My top 12 tips on how to eat mindfully:

  1. Time - Give yourself plenty of time for all your meals. Think like the French or Italians and how good they are at carving out time for food and actually enjoying it.

  2. Location - Eat at a table if you can or someplace where you can sit upright with your back straight.

  3. No working allowed (I mean it!) - Eat your meal AWAY from any work - even if you enjoy your work. Eating should be a separate activity something to savour and enjoy. This is how are bodies were made to enjoy food - not hunched over a laptop ‘stressing out’ over emails.

  4. Presentation - Make your meals look appetising by presenting it beautifully on your plate - make it look more enticing and something that you can look at and appreciate. Cooking each meal with a rainbow of colours helps.

  5. Gratitude for your meal - even just a few seconds before you eat, look at your meal and recognise how many people were involved in getting the food to your table - the farmers, the drivers, the supermarket assistants etc. Then think about how grateful you are for the person who made the meal for you. If it was yourself, then be grateful for the ability to be able to make such a lovely meal.

  6. 1-minute body scan - before you eat, do a quick body scan and check to see if you are tense or clenching anywhere. If you come across any tense areas, take a deep breath and relax them one-by-one. (Pay special attention to your stomach area as many people hold tension here).

  7. 20 MINUTE YOGA VIDEO BEFORE DINNER - If you are feeling very stressed out, and you don’t think a quick body scan will ‘cut it’ - then do a quick 20 minute yoga video before you start dinner. It doesn't have to be an hour-long one. Just make sure that when you do it, you fully commit your mind to it. Focus completely on this time for you to relax. My favourite youtube yoga channel is this one and she does loads of 20 minute videos: https://www.youtube.com/channel/UCFKE7WVJfvaHW5q283SxchA

  8. Put your phone over the other side of the room - In order to be mindful when eating, it won’t help scrolling through social media feeds or checking emails. Give your mind a break whilst you eat - you can look at it later.

  9. Only positive TV programs - If you do want to watch TV whilst eating, then ensure that the content of what you are watching isn’t anything negative, stressful or frightening - like the News for example. The same goes for just before dinner and just after dinner.

  10. Only positive people or conversations - I realised that there was a correlation between me eating in a tense environment/around people who made me feel uncomfortable and crippling stomach aches. Please, please, PLEASE surround yourself with positive people when eating (and that sort of goes for most of the time really!). The same goes for difficult conversations - it is best to have them at another time if possible.

  11. Chew food thoroughly and slowly - Take your time eating and chewing each mouthful. Even if you are eating soup, still hold it in your mouth instead of just swallowing it like a drink. Put your knife and fork down every now and then throughout your meal to remind you to slow down.

  12. Enjoy each mouthful - focus on the look of your meal before you put it in your mouth. Then when in your mouth, focus on the flavours and the textures. Make it into a full sensory experience and really appreciate and send love to your food.
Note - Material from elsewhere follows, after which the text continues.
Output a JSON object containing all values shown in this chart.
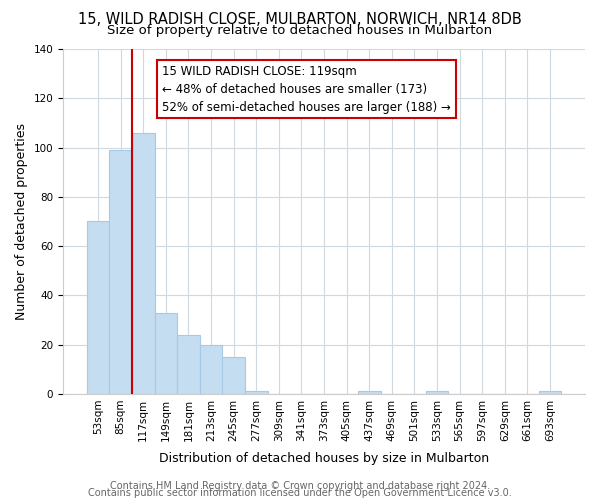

Just to reiterate these are just guidelines with the purpose of encouraging your digestive system to function as best it can. By following these in your own way, you are giving your body the best chance to function optimally and promote an environment for healing.


If you are not able to do these tips 100% of the time, then don’t judge yourself. You are human and it would be impossible to be able to do all of the above for every single meal. For example, if you had to eat your lunch on-the-run as a one-off, don’t beat yourself up over it. Just make a promise that the next day you will carve out plenty of time for lunch and be kind to yourself. It is just about being aware and then making daily promises to yourself.